Seattle Urban League president and Sawant challenger Pamela Banks has amassed a very different backing, one she says is more diverse and neighborhood oriented. Drawing on her years of experience in the Department of Neighborhoods, a founding board member of the Garfield High School Foundation, and organizer for little league baseball, Banks says she has an unparalleled relationship with district residents. Banks touts herself as a “city problem-solver.”
As president of the Urban League, Banks said she’s not opposed to activism in office as long as it focuses on local issues.
“You have to bring dark to light,” she said. “I know my community, I know the issues that are plaguing the community. It’s not about doing a rally. I keep telling people, ‘I want to do the work.’”
On issues, Sawant expands most of her causes to a global, universal scale while Banks focuses on the nuts and bolts. Both candidates are courting small business support as they enter the homestretch — but Sawant, naturally, is doing so by proposing forward looking, pioneering legislation while Banks champions building up existing programs in her four-point plan, which includes a City-backed loan program. Sawant’s plan released Tuesday is rent control for small businesses.
The two different leadership styles have played out in fundraising. Sawant has sworn off corporate campaign donations and touts just over 3,200 individual donors as proof of her populist appeal (Banks has 1,299). On the other hand, Banks has amassed 38% of her donations from within District 3 compared to Sawant’s 22%.
While district elections were supposed to get us less costly elections, that certainly hasn’t been the case in its inaugural year. Sawant has possibly set a new record for the most raised in a Seattle City Council race.
Even more money has flowed in recently thanks to independent expenditures. Progressive Seattle PAC has raised at least $15,423 for Sawant while the recently created Neighbors for Banks group has raised at least $18,000. In response to Banks’s call for both candidates to reject the groups, Sawant said there was a clear difference between the union-backed political action committee supporter her and the developer-backed group supporting Banks.
“There’s not a difference,” Banks said. “That doesn’t make sense to me.”
Sawant’s time away from City Hall at speaking engagements and rallies has been a cornerstone of Banks’s criticism. A longtime political consultant who was hired by Sawant in 2014 tells CHS a major part of his job was to help the City Council member connect with constituents and policy experts.
City Clerk documents obtained by CHS show Sawant spent $46,000 of her 2014 City Council office budget to hire longtime political strategist Jeff Upthegrove. According to Upthegrove, Sawant wanted to hire as many people as possible upon entering office, but could only offer benefits to a limited number under city rules.
Each council member gets roughly $323,000 in city funds for staffing and an additional $8,500 for non-staffing expenses for things like travel and magazine subscriptions according to Eric Ishino, finance manager for the city’s legislative department. Any leftover funds from staffing expenses can be used for other expenditures, like consultants.

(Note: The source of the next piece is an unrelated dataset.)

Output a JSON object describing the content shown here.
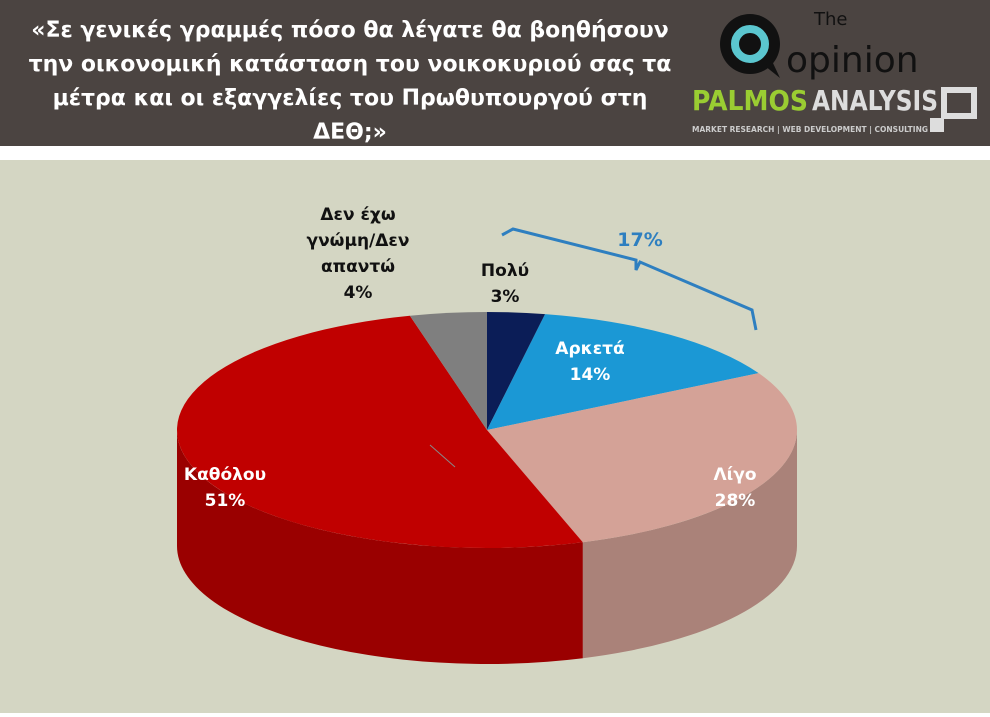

To better understand how Sawant’s activist style fits in with the rest of the current City Council, an itemized list of member office budgets shows Sawant was the only one to spend city funds on consulting services. Invoices from Upthegrove meetings show he advised Sawant on energy committee issues, budget planning, and coordinating town hall events.
With all that, it’s decision time for anybody left undecided. After re-reading all of CHS’s District 3 coverage and mailing your ballot (c’mon District 3!), your final order of business will be deciding which election night party to attend. Banks will take over 18th Ave E U’s Tougo Coffee and Bannister while Sawant will be at her usual party spot inside Melrose Market Studios.